Optimize data preparation code using Python concurrent futures

Get your Python code for data preparation to perform significantly faster with just a few lines of code. Take advantage of the build in Concurrent futures

This post will discuss and show how to utilize all your CPU cores when executing your Python code for data preparation by just adding a few lines of extra code.

A common data preparation task

One very common task in data science is data preparation. A common task could be preparing images for model training.
The following code snippet demonstrates the common task of iterating over images in a folder manipulating each image and finally saving each change.

Create file compress.py

The file should contain the following code.

from PIL import Image
from io import BytesIO


def compress_image(image_file, max_size=4000, max_dim=150, dim_diff_w=0, dim_diff_h=0, orig_image_w=None, orig_image_h=None):
    print_values = {
        'max_size': max_size,
        'max_dim': max_dim,
        'dim_diff_w': dim_diff_w,
        'dim_diff_h': dim_diff_h,
        'orig_image_w': orig_image_w,
        'orig_image_h': orig_image_h,
    }
    print(print_values)

    orig_image = Image.open(image_file)
    orig_image_w, orig_image_h = orig_image.size

    if orig_image_w > max_dim:
        dim_diff_w = orig_image_w - max_dim

        orig_image_w = max_dim
        orig_image_h = orig_image_h - dim_diff_w

    if orig_image_h > max_dim:
        dim_diff_h = orig_image_h - max_dim

        orig_image_h = max_dim
        orig_image_w = orig_image_w - dim_diff_h

    with BytesIO() as file_bytes:
        if dim_diff_h + dim_diff_w > 0 or file_bytes.tell() >= max_size:
            resize_image = orig_image.resize((orig_image_w, orig_image_h), Image.ANTIALIAS)

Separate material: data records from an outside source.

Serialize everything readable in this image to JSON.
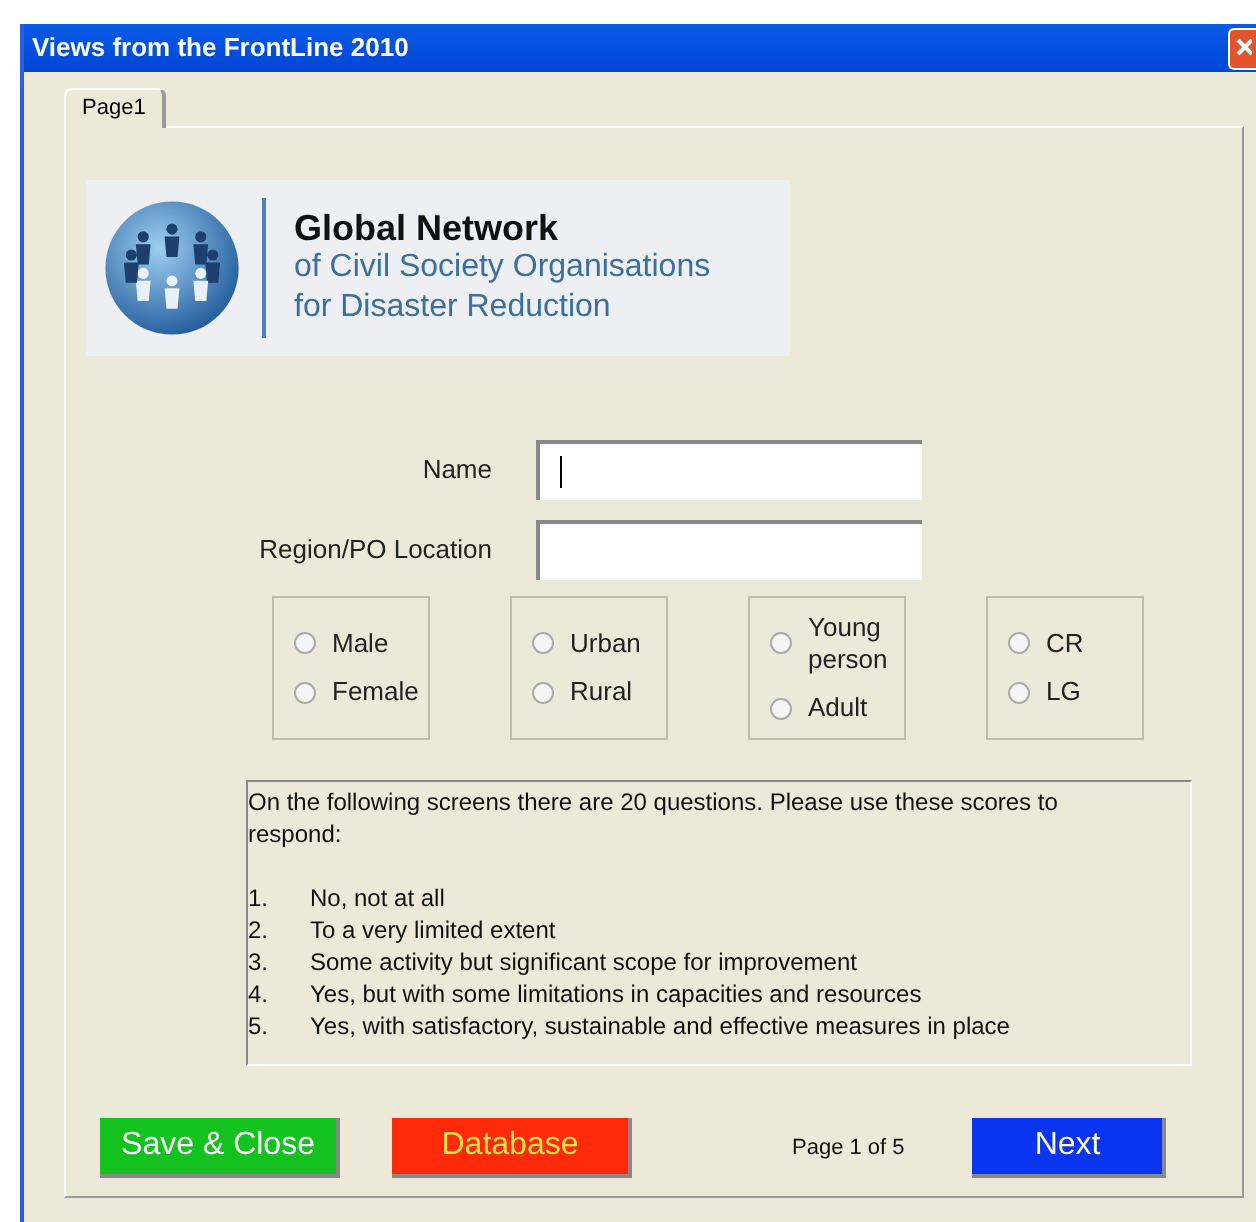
{
  "window": {
    "title": "Views from the FrontLine 2010"
  },
  "tabs": [
    {
      "label": "Page1",
      "selected": true
    }
  ],
  "logo": {
    "title": "Global Network",
    "subtitle_lines": [
      "of Civil Society Organisations",
      "for Disaster Reduction"
    ]
  },
  "fields": [
    {
      "label": "Name",
      "focused": true
    },
    {
      "label": "Region/PO Location",
      "focused": false
    }
  ],
  "radio_groups": [
    {
      "options": [
        {
          "label": "Male",
          "selected": false
        },
        {
          "label": "Female",
          "selected": false
        }
      ]
    },
    {
      "options": [
        {
          "label": "Urban",
          "selected": false
        },
        {
          "label": "Rural",
          "selected": false
        }
      ]
    },
    {
      "options": [
        {
          "label": "Young person",
          "selected": false
        },
        {
          "label": "Adult",
          "selected": false
        }
      ]
    },
    {
      "options": [
        {
          "label": "CR",
          "selected": false
        },
        {
          "label": "LG",
          "selected": false
        }
      ]
    }
  ],
  "instructions": {
    "intro": "On the following screens there are 20 questions. Please use these scores to respond:",
    "scores": [
      {
        "number": "1.",
        "text": "No, not at all"
      },
      {
        "number": "2.",
        "text": "To a very limited extent"
      },
      {
        "number": "3.",
        "text": "Some activity but significant scope for improvement"
      },
      {
        "number": "4.",
        "text": "Yes, but with some limitations in capacities and resources"
      },
      {
        "number": "5.",
        "text": "Yes, with satisfactory, sustainable and effective measures in place"
      }
    ]
  },
  "buttons": [
    {
      "label": "Save & Close",
      "color": "#13c21f"
    },
    {
      "label": "Database",
      "color": "#ff2a0a"
    }
  ],
  "page_indicator": "Page 1 of 5",
  "next_button": {
    "label": "Next",
    "color": "#0a35f0"
  }
}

            resize_image.save(file_bytes, optimize=True, quality=100, format='png')

            if file_bytes.tell() <= max_size:
                file_bytes.seek(0, 0)
                with open(image_file, 'wb') as f_output:
                    f_output.write(file_bytes.read())
            else:
                new_max_dim = round(max_dim - (max_dim * 0.10))
                compress_image(image_file, max_size=max_size, max_dim=new_max_dim, dim_diff_w=0, dim_diff_h=0,
                               orig_image_w=orig_image_w, orig_image_h=orig_image_h)

The function compress_image() checks what dimension your image as and adjusts these according to set max_dim. The aspect ratio is preserved while scaling the image dimensions. When resized the image is saved in memory, not on the disc, and the size is checked. If set image_size is not satisfied the function is called recursively with a lower value for the variable max_dim, otherwise, the image is overwritten with the new dimensions. If you want to know more about the libraries PIL and io.BytesIO please visit their respective documentation.

The next task is to use this function in order to measure how long it takes to execute on some arbitrary amount of images. For the purpose of testing, we will create one more Python file.

Create file test_compress.py

The file should contain the following code.

import time
import glob
from compressing import compres

start_time = time.time()
for file_name in glob.glob("../data/test_compres/*.png"):
    compres.compress_image(file_name)
end_time = time.time()
print(end_time - start_time)

The above code creates a list of all image files in a specific folder, in my case “../data/test_compres/*.png”, furthermore, I only want PNG files to be added to the list. Finally for each image path in the list the function compress_image(file_name) is called. The library time is used to measure the time elapsed when executing the file.

Running the file test_compress.py prints the time 6.6042399406433105 seconds.
This is kind of slow, therefore, let’s improve the time by using one of Pythons core libraries called Concurrent futures.

Using Python Concurrent Futures

The Concurrent Futures in python allow us to utilize all available cores on the machine where the code is executed.
The first example we run was only using one core out of the four available on my Mac. Let’s see how much we can improve the time if we use all four.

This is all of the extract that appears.